Genius is that quality or character of the mind which is inventive, or generates; which gives to the world new ideas in science, art, literature, morals, or religion, which recognizes no set rules or principles, but is a law unto itself, and rejoices in its own originality; which admitting of a direction, never follows the old beaten track, but strikes out for a new course; which has no fears of public opinion, nor leans upon public favor – always leads but never follows, which admits no truth unless convinced by experiment, reflection, or investigation, and never bows to the ipse dixit of any man, or society, or creed.

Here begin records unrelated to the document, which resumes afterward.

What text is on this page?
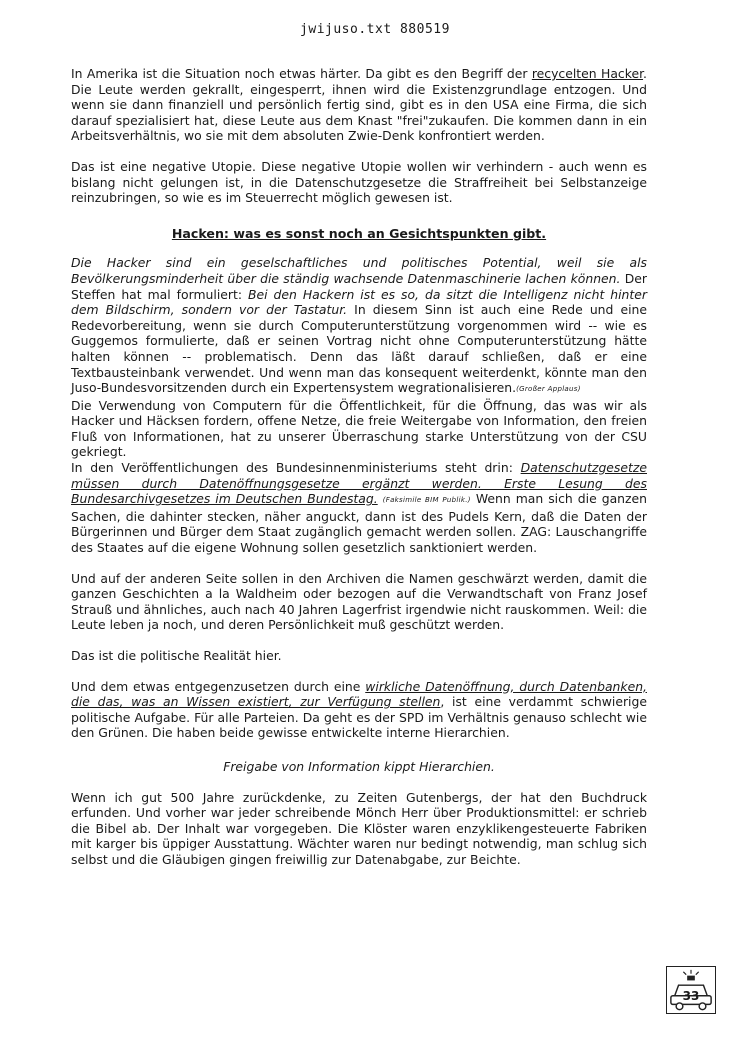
jwijuso.txt 880519

In Amerika ist die Situation noch etwas härter. Da gibt es den Begriff der recycelten Hacker. Die Leute werden gekrallt, eingesperrt, ihnen wird die Existenzgrundlage entzogen. Und wenn sie dann finanziell und persönlich fertig sind, gibt es in den USA eine Firma, die sich darauf spezialisiert hat, diese Leute aus dem Knast "frei"zukaufen. Die kommen dann in ein Arbeitsverhältnis, wo sie mit dem absoluten Zwie-Denk konfrontiert werden.

Das ist eine negative Utopie. Diese negative Utopie wollen wir verhindern - auch wenn es bislang nicht gelungen ist, in die Datenschutzgesetze die Straffreiheit bei Selbstanzeige reinzubringen, so wie es im Steuerrecht möglich gewesen ist.

Hacken: was es sonst noch an Gesichtspunkten gibt.

Die Hacker sind ein geselschaftliches und politisches Potential, weil sie als Bevölkerungsminderheit über die ständig wachsende Datenmaschinerie lachen können. Der Steffen hat mal formuliert: Bei den Hackern ist es so, da sitzt die Intelligenz nicht hinter dem Bildschirm, sondern vor der Tastatur. In diesem Sinn ist auch eine Rede und eine Redevorbereitung, wenn sie durch Computerunterstützung vorgenommen wird -- wie es Guggemos formulierte, daß er seinen Vortrag nicht ohne Computerunterstützung hätte halten können -- problematisch. Denn das läßt darauf schließen, daß er eine Textbausteinbank verwendet. Und wenn man das konsequent weiterdenkt, könnte man den Juso-Bundesvorsitzenden durch ein Expertensystem wegrationalisieren.(Großer Applaus)

Die Verwendung von Computern für die Öffentlichkeit, für die Öffnung, das was wir als Hacker und Häcksen fordern, offene Netze, die freie Weitergabe von Information, den freien Fluß von Informationen, hat zu unserer Überraschung starke Unterstützung von der CSU gekriegt.
In den Veröffentlichungen des Bundesinnenministeriums steht drin: Datenschutzgesetze müssen durch Datenöffnungsgesetze ergänzt werden. Erste Lesung des Bundesarchivgesetzes im Deutschen Bundestag. (Faksimile BIM Publik.) Wenn man sich die ganzen Sachen, die dahinter stecken, näher anguckt, dann ist des Pudels Kern, daß die Daten der Bürgerinnen und Bürger dem Staat zugänglich gemacht werden sollen. ZAG: Lauschangriffe des Staates auf die eigene Wohnung sollen gesetzlich sanktioniert werden.

Und auf der anderen Seite sollen in den Archiven die Namen geschwärzt werden, damit die ganzen Geschichten a la Waldheim oder bezogen auf die Verwandtschaft von Franz Josef Strauß und ähnliches, auch nach 40 Jahren Lagerfrist irgendwie nicht rauskommen. Weil: die Leute leben ja noch, und deren Persönlichkeit muß geschützt werden.

Das ist die politische Realität hier.

Und dem etwas entgegenzusetzen durch eine wirkliche Datenöffnung, durch Datenbanken, die das, was an Wissen existiert, zur Verfügung stellen, ist eine verdammt schwierige politische Aufgabe. Für alle Parteien. Da geht es der SPD im Verhältnis genauso schlecht wie den Grünen. Die haben beide gewisse entwickelte interne Hierarchien.

Freigabe von Information kippt Hierarchien.

Wenn ich gut 500 Jahre zurückdenke, zu Zeiten Gutenbergs, der hat den Buchdruck erfunden. Und vorher war jeder schreibende Mönch Herr über Produktionsmittel: er schrieb die Bibel ab. Der Inhalt war vorgegeben. Die Klöster waren enzyklikengesteuerte Fabriken mit karger bis üppiger Ausstattung. Wächter waren nur bedingt notwendig, man schlug sich selbst und die Gläubigen gingen freiwillig zur Datenabgabe, zur Beichte.

33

Talent is that power or capacity of mind which reasons rapidly from cause to effect; which sees through a thing at a glance, and comprehends the rules and principles upon which it works; which can take in knowledge without laborious mental study, and needs no labored illustrations to impress a principle or a fact, no matter how abstruse, hidden, complex, or intricate. Differing from genius by following rules and principles, but capable of comprehending the works of genius – imitating with ease, and thereby claiming a certain kind of originality, talent is the able, comprehensive agent while genius is the master director.
Haines and Yaggy
So it’s by talent- and a measure of practice- that I understand this, and it’s by genius that I immediately know I that for should contrast the arts in which my talents are most obvious and the sciences by which my genius is most frequently inspired.
I remember Scott Adams rediscovering this ex nihilo in a Wall Street Journal op-ed a couple of years ago.
My most recent and perhaps most pressing idea for a writing project happens to follow quite neatly from the accompanying postulate:
Hath God given you genius and learning? It was not that you might amuse or deck yourself with it and kindle a blaze which should only serve to attract and dazzle the eyes of men. It was intended to be the means of leading both yourself and them to the Father of light. And it will be your duty, according to the peculiar turn of that genius and capacity, either to endeavor to promote and adorn human life, or, by a more direct application of it to divine subjects, to plead the cause of religion, to defend its truths, to enforce and recommend its practice, to deter men from courses which would be dishonorable to God and fatal to themselves, and to try the utmosts efforts of all the solemnity and tenderness with which you can clothe your addresses, to lead them into the paths of virtue and happiness.